“You—you seem to know all about it?”
Rosamund said energetically:
“I don’t know anything! In my opinion a wandering maniac got on to the island and killed Arlena. That’s much the most probable solution. I’m fairly sure that the police will have to accept that in the end. That’s what must have happened! That’s what did happen!”
Linda said:
“If Father—”
Rosamund interrupted her.
“Don’t talk about it.”
Linda said:
“I’ve got to say one thing. My mother—”
“Well, what about her?”
“She—she was tried for murder, wasn’t she?”
“Yes.”
Linda said slowly:
“And then Father married her. That looks, doesn’t it, as though Father didn’t really think murder was very wrong—not always, that is.”
Rosamund said sharply:
“Don’t say things like that—even to me! The police haven’t got anything against your father. He’s got an alibi—an alibi that they can’t break. He’s perfectly safe.”
Linda whispered:
“Did they think at first that Father—?”
Rosamund cried:
“I don’t know what they thought! But they know now that he couldn’t have done it. Do you understand? He couldn’t have done it.”
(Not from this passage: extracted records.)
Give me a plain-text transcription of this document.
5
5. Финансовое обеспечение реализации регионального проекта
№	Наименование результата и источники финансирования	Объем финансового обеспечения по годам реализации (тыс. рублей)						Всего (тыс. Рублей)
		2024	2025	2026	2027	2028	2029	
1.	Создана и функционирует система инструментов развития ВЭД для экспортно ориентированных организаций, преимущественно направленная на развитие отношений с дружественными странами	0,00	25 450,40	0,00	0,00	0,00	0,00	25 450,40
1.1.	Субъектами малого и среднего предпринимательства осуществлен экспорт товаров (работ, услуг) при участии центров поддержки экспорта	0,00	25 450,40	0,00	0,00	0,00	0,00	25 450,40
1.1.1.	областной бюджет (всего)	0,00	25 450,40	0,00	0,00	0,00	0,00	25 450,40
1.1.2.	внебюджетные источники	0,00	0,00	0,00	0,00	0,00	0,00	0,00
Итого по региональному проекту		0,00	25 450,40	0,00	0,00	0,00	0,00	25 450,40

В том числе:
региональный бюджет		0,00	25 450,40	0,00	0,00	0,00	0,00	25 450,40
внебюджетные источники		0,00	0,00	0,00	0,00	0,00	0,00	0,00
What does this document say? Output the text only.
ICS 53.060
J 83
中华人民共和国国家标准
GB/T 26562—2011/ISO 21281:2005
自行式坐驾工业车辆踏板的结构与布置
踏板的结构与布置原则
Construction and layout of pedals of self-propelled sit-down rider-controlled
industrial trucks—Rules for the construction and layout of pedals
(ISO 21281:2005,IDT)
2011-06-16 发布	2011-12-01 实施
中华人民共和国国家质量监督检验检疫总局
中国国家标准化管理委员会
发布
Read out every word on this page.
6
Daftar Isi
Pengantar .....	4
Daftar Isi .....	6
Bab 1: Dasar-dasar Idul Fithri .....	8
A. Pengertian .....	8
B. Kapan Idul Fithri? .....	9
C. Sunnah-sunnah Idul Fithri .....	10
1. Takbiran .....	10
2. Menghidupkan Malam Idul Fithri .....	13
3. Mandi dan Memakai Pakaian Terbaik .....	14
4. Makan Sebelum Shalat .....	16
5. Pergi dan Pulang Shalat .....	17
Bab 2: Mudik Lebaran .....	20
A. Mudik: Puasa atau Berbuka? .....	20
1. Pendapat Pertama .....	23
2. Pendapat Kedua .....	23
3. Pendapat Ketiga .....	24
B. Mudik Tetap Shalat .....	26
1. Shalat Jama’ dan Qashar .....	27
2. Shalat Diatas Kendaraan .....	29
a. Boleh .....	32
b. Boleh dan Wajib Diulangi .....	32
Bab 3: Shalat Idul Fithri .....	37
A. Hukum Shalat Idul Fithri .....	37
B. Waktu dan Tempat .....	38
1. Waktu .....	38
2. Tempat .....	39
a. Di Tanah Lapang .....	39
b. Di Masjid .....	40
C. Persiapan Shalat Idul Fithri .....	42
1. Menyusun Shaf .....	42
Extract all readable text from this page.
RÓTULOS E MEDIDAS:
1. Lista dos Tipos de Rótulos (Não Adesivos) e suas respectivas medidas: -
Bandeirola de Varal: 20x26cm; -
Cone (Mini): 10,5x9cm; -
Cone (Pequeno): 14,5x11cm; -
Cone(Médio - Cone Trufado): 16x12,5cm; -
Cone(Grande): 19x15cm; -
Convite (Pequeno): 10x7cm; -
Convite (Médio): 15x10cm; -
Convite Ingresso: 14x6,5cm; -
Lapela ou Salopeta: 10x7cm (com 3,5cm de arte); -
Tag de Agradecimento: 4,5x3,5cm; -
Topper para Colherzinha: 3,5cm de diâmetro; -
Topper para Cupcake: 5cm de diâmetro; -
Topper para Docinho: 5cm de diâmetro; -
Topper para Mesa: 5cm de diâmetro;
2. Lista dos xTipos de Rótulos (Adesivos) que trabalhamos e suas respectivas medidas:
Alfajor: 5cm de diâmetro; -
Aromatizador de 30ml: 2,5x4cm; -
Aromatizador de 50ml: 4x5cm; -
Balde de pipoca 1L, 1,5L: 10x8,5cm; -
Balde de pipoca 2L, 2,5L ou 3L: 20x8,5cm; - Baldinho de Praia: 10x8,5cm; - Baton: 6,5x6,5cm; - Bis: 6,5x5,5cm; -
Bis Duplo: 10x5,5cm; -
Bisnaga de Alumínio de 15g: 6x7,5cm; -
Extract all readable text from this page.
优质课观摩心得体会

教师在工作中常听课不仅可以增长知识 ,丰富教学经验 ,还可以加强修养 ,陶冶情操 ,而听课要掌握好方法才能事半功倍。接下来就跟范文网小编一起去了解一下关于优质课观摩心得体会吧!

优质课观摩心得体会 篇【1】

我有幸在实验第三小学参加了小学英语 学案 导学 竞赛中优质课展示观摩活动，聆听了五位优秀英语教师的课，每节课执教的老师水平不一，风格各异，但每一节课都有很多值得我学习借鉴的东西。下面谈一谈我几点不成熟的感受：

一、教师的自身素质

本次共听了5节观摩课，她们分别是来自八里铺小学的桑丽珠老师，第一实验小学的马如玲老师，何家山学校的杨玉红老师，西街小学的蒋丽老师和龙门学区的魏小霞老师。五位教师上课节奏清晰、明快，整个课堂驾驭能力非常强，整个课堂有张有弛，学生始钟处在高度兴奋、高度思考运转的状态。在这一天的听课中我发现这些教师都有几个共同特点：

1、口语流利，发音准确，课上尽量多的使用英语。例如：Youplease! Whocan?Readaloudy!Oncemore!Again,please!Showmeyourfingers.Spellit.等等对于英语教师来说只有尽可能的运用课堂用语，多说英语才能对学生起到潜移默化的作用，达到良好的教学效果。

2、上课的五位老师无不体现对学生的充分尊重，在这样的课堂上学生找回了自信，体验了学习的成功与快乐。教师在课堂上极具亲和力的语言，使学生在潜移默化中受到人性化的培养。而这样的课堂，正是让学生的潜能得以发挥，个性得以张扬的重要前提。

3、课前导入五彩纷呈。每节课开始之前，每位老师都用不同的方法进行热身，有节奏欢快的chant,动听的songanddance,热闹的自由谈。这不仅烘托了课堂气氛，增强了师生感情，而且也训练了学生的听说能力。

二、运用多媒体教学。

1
She spoke with authority, her eyes commanded Linda’s acquiescence. The girl uttered a long fluttering sigh.
Rosamund said:
“You’ll be able to leave here soon. You’ll forget everything—everything!”
Linda said with sudden unexpected violence.
“I shall never forget.”
She turned abruptly and ran back to the hotel. Rosamund stared after her.
III
“There is something I want to know, Madame?”
Christine Redfern glanced up at Poirot in a slightly abstracted manner. She said:
“Yes?”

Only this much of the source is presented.